Apretaba su pierna, su mano encharcada estaba resbaladiza. El costado del
caballo estaba manchado de varios hilillos de sangre y su pierna goteaba. Su
propio pie estaba mojado y resbalaba en el estribo.
Aceleró el paso hasta llegar al mismo
punto en que unas horas antes había divisado el mar y donde unos minutos antes
había visto cómo dos mosqueteros les perseguían desde las calles del puerto.
Volvía a ver el mar y cuando divisaba el barco que le llevaría a España sonó
tras él, lejos, en las profundidades del bosque, el sonido de un disparo de
mosquete. Como si el mar se lo tragase un desagüe y los barcos se evaporasen,
nada existía más que ese sonido a lo lejos. El joven no tomó ninguna decisión
ni tuvo voz sobre su cuerpo cuando tiró de las riendas para detener al caballo
en pleno galope y lo hizo girar ciento ochenta grados. Se puso al galope de
inmediato, yendo en dirección hacia el disparo. No era su voluntad pues acababa
de perderla toda, sobre lo que estaba sucediendo. Él era dueño únicamente de su
mosquete que sujetaba con fuerza y ya se preparaba para apuntar en caso de ver
a alguno de aquellos mosqueteros.
El sombrero salió volando, ya no lo
necesitaba. A punto estuvo de deshacerse de su túnica y de la espada, que le
pesaba en un costado. Tampoco iba a usarla más. Estaba decidido a internarse en
aquel polvorín y no era siquiera consciente del motivo que le había hecho tirar
por la borda su última oportunidad de salir con vida. Tal vez la ventaja tácita
de que podría sorprender a los mosqueteros por la espalda, o incluso la idea de
que el disparo que oyó fuese de su compañero y hubiese acertado en un blanco.
Pero tampoco le importaba si no hubiese sido así y su compañero yaciese en el
suelo. Entonces habría acudido para morir a su lado.
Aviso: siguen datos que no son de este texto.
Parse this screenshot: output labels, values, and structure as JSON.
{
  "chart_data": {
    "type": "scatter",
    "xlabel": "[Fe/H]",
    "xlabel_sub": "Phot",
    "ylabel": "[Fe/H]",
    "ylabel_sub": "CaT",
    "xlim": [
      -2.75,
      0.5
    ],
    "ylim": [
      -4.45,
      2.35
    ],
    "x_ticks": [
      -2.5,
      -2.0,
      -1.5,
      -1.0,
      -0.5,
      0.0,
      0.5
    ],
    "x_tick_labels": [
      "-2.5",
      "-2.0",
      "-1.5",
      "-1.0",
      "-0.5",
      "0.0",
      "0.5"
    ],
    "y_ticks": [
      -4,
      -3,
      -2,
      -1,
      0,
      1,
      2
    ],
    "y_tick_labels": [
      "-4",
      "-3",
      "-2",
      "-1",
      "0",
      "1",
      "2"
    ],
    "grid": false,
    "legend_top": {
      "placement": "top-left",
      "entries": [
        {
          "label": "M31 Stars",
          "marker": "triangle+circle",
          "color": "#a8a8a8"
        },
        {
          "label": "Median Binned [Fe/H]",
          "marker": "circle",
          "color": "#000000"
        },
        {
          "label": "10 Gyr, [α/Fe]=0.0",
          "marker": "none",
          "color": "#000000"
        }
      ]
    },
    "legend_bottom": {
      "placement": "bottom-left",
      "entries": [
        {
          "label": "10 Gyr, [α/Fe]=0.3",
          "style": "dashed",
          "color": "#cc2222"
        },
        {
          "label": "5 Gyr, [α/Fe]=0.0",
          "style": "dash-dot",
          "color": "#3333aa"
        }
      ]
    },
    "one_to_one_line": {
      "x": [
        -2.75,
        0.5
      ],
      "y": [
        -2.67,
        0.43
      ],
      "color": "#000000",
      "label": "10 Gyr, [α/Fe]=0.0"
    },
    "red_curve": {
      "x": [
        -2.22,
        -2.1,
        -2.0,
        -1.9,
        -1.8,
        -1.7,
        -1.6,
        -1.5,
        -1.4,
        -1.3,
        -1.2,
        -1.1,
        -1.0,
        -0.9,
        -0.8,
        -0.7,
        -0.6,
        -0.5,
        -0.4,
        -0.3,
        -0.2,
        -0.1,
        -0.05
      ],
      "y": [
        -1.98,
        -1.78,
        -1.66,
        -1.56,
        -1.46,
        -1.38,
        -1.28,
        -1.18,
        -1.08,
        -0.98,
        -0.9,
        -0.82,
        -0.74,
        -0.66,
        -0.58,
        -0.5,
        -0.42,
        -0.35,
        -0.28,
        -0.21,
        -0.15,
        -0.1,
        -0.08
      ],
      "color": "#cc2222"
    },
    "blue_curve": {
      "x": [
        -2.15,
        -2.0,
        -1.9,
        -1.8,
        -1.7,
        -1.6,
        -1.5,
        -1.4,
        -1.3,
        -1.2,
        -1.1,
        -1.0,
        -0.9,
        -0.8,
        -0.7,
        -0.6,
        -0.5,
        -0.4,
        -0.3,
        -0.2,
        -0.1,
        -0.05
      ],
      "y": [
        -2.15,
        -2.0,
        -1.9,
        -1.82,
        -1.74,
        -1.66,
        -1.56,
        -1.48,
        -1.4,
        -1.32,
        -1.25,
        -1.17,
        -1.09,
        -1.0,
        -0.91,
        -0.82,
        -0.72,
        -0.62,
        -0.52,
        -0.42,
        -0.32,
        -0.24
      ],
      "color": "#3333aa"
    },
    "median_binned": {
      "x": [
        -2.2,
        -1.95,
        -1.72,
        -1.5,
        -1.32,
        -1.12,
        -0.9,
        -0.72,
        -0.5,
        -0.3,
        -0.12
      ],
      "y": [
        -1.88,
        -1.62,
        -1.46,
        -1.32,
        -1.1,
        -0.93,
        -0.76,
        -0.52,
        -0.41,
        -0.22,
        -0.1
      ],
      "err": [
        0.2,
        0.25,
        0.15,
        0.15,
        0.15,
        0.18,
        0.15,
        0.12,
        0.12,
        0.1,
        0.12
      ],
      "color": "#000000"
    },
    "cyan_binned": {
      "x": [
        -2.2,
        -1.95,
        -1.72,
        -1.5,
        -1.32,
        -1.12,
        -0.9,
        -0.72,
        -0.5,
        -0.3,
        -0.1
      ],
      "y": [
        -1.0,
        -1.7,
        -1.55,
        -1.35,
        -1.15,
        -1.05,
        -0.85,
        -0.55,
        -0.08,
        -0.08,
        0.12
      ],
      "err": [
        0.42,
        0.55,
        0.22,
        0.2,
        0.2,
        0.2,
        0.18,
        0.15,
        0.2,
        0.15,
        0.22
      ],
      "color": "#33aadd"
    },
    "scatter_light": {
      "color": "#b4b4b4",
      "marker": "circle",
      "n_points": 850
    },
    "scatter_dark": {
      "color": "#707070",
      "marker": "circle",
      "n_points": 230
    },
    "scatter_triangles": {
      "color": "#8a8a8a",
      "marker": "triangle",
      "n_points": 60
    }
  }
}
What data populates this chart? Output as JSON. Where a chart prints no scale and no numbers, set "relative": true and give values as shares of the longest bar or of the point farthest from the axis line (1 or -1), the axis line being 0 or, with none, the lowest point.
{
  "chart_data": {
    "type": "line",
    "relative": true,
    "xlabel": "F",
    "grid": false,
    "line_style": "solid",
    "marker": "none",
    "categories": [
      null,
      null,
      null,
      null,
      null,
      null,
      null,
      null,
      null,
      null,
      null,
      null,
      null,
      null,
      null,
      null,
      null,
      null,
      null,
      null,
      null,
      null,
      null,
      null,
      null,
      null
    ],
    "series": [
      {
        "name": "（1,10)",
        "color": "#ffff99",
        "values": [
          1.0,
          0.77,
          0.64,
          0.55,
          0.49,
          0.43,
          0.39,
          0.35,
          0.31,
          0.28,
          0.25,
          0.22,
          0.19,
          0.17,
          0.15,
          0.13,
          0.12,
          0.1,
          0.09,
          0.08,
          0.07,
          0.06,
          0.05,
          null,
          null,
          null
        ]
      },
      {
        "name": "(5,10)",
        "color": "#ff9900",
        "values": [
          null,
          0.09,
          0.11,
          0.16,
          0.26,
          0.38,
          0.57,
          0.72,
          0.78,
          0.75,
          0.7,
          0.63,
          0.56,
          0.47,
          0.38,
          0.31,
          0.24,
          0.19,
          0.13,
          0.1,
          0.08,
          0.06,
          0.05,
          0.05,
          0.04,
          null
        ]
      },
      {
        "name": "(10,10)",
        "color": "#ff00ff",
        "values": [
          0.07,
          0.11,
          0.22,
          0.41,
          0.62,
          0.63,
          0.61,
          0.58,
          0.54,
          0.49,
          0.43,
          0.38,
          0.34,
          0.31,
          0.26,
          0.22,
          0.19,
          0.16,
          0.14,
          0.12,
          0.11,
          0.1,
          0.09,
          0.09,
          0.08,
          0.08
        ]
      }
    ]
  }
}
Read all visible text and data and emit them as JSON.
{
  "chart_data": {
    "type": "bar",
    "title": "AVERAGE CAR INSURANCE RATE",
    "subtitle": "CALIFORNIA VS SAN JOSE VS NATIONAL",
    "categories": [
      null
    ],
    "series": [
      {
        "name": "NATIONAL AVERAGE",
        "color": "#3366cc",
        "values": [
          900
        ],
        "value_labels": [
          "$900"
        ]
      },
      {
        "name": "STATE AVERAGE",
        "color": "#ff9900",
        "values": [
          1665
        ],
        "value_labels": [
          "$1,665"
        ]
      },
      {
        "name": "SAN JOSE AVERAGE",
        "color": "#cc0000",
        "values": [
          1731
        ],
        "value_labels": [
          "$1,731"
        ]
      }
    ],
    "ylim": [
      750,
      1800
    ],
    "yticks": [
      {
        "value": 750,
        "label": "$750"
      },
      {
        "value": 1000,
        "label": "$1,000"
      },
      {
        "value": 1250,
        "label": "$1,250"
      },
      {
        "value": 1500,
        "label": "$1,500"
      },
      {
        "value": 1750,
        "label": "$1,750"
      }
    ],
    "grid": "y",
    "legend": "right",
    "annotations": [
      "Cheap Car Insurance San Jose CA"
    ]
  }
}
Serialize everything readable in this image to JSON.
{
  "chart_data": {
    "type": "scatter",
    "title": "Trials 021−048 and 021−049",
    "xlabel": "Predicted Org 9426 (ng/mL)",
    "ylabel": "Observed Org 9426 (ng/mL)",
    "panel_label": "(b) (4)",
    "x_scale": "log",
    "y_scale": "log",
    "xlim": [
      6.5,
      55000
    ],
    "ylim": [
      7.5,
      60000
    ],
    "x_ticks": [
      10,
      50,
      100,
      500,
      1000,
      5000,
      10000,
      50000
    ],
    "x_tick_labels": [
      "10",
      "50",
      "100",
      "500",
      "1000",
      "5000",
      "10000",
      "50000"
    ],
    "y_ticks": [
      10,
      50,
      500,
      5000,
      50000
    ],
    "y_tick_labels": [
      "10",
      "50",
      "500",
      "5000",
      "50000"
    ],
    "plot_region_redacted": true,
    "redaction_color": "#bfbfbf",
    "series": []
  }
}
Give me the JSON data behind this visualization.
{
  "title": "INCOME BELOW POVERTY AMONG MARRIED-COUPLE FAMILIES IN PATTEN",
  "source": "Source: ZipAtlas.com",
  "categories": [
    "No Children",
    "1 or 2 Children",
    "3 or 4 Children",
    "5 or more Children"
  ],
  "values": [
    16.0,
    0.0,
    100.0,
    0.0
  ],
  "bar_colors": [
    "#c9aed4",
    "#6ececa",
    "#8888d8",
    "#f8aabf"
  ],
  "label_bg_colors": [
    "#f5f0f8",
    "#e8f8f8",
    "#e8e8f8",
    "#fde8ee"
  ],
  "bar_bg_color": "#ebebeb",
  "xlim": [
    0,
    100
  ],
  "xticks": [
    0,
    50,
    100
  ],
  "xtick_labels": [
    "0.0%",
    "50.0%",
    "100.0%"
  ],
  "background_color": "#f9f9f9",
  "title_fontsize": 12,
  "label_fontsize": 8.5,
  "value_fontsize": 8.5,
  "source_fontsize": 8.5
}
Ni siquiera le dolía la
pierna, saber que se avecinaba su final le había hecho desprenderse de las
banalidades. Incluso de sí mismo.
Recorridos casi un kilómetro y medio pudo
divisar una de las túnicas de mosqueteros del cardenal. La siguió cegado, con
el mosquete de la mano apuntando en su dirección. Delante de este corría el
caballo de Louÿe a larga distancia, pero la suficiente como para ser blanco.
Pero aún no lo había sido. Cuando ya apuntaba con el mosquete en el centro de
aquella túnica un caballo salió a su encuentro por la retaguardia, galopando a
su misma velocidad. El rostro ensangrentado y la nariz rota eran de Bastian,
mosquete en mano, apuntando directamente a su rostro. Sorprendido encontró al
joven que se percató de que le habían estado esperando y le habían acorralado.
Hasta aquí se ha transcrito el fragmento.